Giunge al quarto capitolo la serie di studi avviati dall’UAMI sull’impatto economico della contraffazione nei settori industriali dell’UE. Ne emerge che i produttori di giochi e giocattoli dell’UE perdono circa 1,4 miliardi di euro all’anno a causa della presenza di prodotti contraffatti sul mercato.

A questo si aggiunge la perdita di circa 6.000 posti di lavoro, in un settore dove il grosso della produzione viene da PMI che impiegano mediamente 10 dipendenti.

Inoltre dagli effetti diretti e indiretti della contraffazione nel settore, nell’UE si perdono 370 milioni di euro di introiti statali, in termini di IVA non versata, imposte sul reddito, contributi previdenziali e imposte sui redditi d’azienda.

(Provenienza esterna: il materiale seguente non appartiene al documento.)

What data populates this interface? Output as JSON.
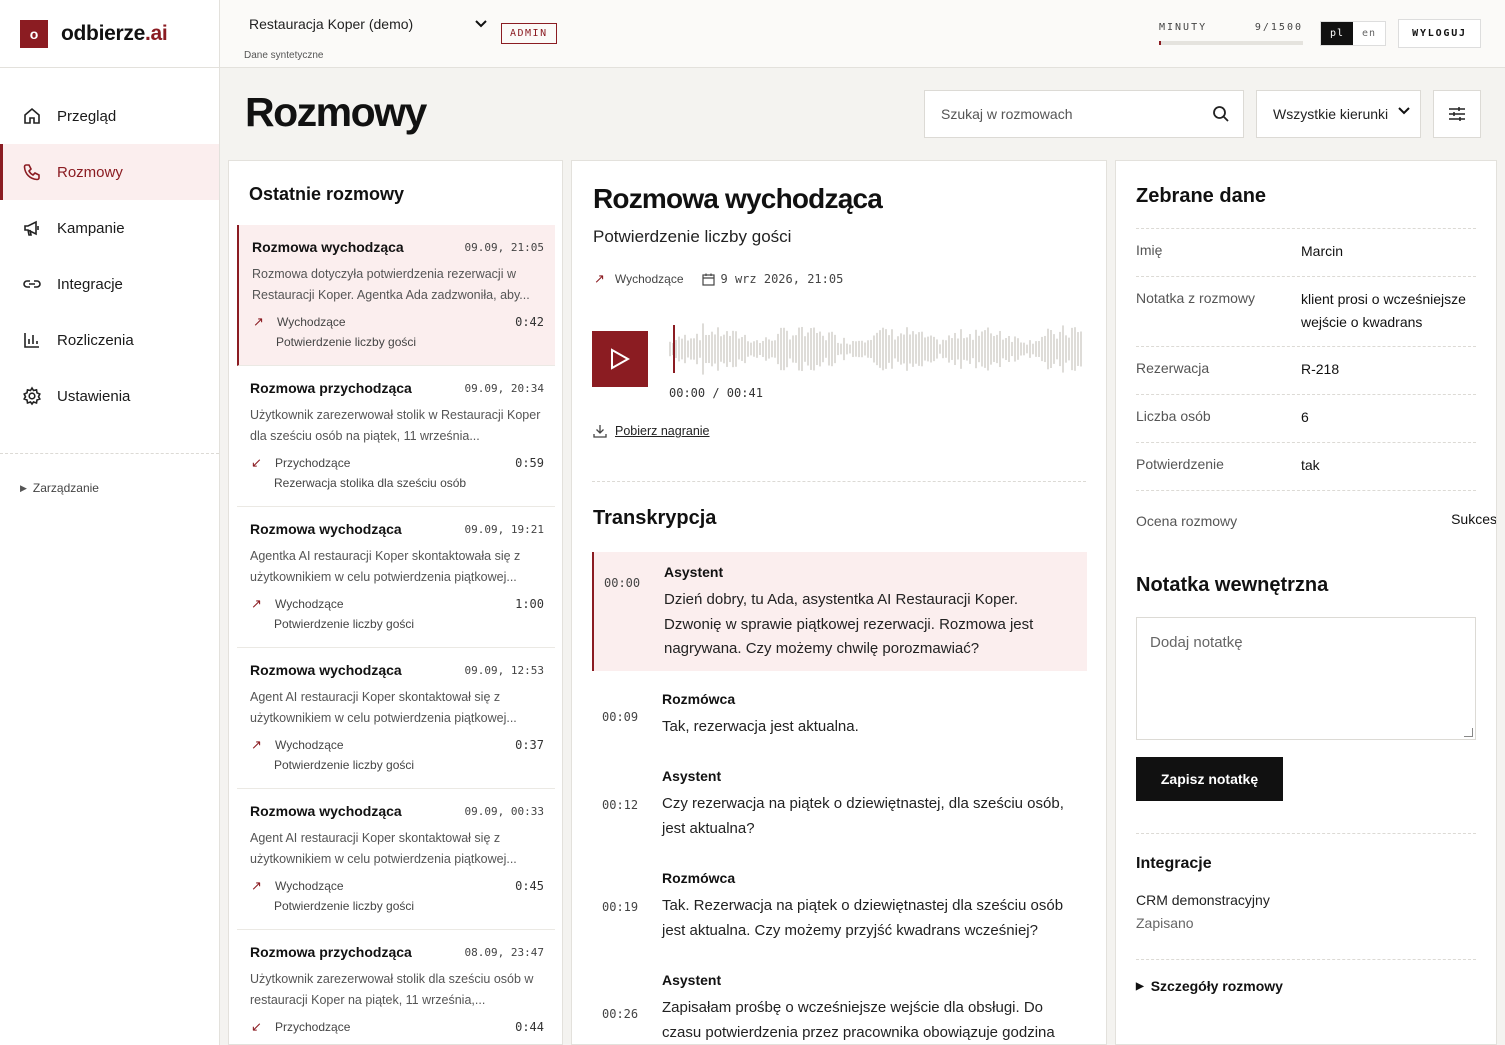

La relazione, dal titolo “The economic cost of IPR infringement in toys and games” riguarda la fabbricazione di prodotti quali bambole, pupazzetti, animali di peluche, giochi da tavola, strumenti musicali giocattolo, trenini e puzzle. Non sono invece considerati console per videogiochi, software per videogiochi e biciclette.

La Germania è il maggiore produttore di giochi e giocattoli dell’UE, con il 40% (2,7 miliardi di EUR) della produzione totale dell’UE nel 2012. Di conseguenza il paese è al primo posto tra i paesi dell’UE per quanto riguarda le perdite in termini di vendite e posti di lavoro (327 milioni di euro), seguito dal Regno Unito (circa 200 milioni di euro), dalla Spagna (167 milioni di euro) e, dall’Italia dove ogni anno si perde il 15,6% delle vendite corrispondenti a circa 200 milioni di euro.